The mother of three now works in aged care and mental health nursing, and coordinates mental health professional network meetings at Latrobe Regional Hospital.
Ms Adetifa said the move had been challenging, as the “land of opportunities” she believed Australia would be was quite different in reality.
“I still believe it is a land of opportunity but at the time I really didn’t have friends, I didn’t know a lot of people, the culture was totally different to my culture,” Ms Adetifa said.
“Where I came from you have that free movement of going to your neighbour’s house and having a chat and … if anything happened you can easily call over the fence.
“When I was pregnant [in Australia] with my first child and I was actually choking, so I ran outside to my next-door neighbour knocking at the door, struggling to breathe, but they couldn’t understand what was wrong with me and nobody actually came closer to the door.”
Joining the local Baptist church helped Ms Adetifa find friends in the community, and she eventually became involved in a multicultural support network group and teaches the Yoruba language online to children.
“What I’ve found is a lot of our people, once they come out here they sort of don’t speak our language in the home,” Ms Adetifa said.
“Our children grow up only knowing the English language and not really our language, so I guess this kind of language class is bringing the children back to their origin.”
As someone who knows how to cook Yoruba traditional food, she “has license” to help cook at the Nigerian Society of Victoria.

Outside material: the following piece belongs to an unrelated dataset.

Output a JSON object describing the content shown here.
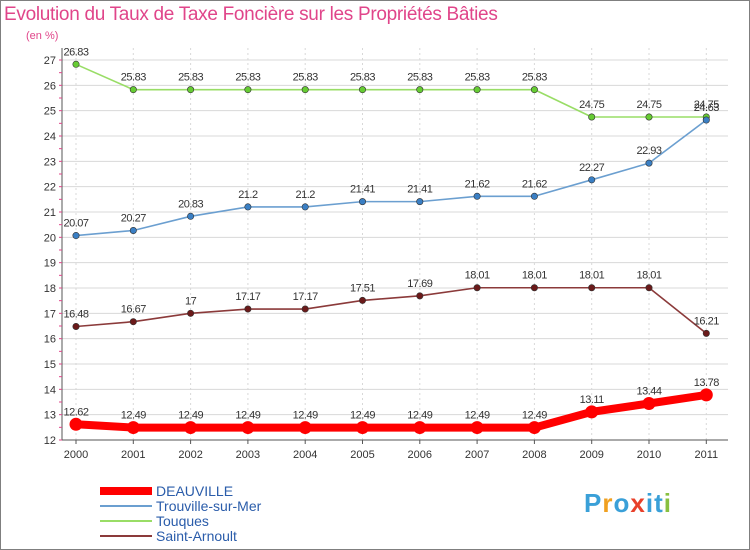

She said the staple foods were very palatable, and were often very solid to sustain people throughout the day.
“Most of our people back home are farmers and once you get out in the morning to go to the farm you probably won’t get back to late in the evening so they like to eat real heavy food,” Ms Adetifa said.
“I love my culture, I love my food, my cultural food and all those stay with me.
“My husband cannot deal without having our cultural meal two to three times in a week so I’m still cooking basically as if I’m still in Africa.”
The Traralgon resident embodies the idea behind state government’s ‘Victorian. And proud of it.’ campaign, which is sending a truck around the state with interactive technology to allow people an insight into the lives of other Victorians.
It’s called Vicky the Truck and visitors will also be able to record and share their own stories on board.
Vicky will be at the Yarram Agricultural Show on November 25.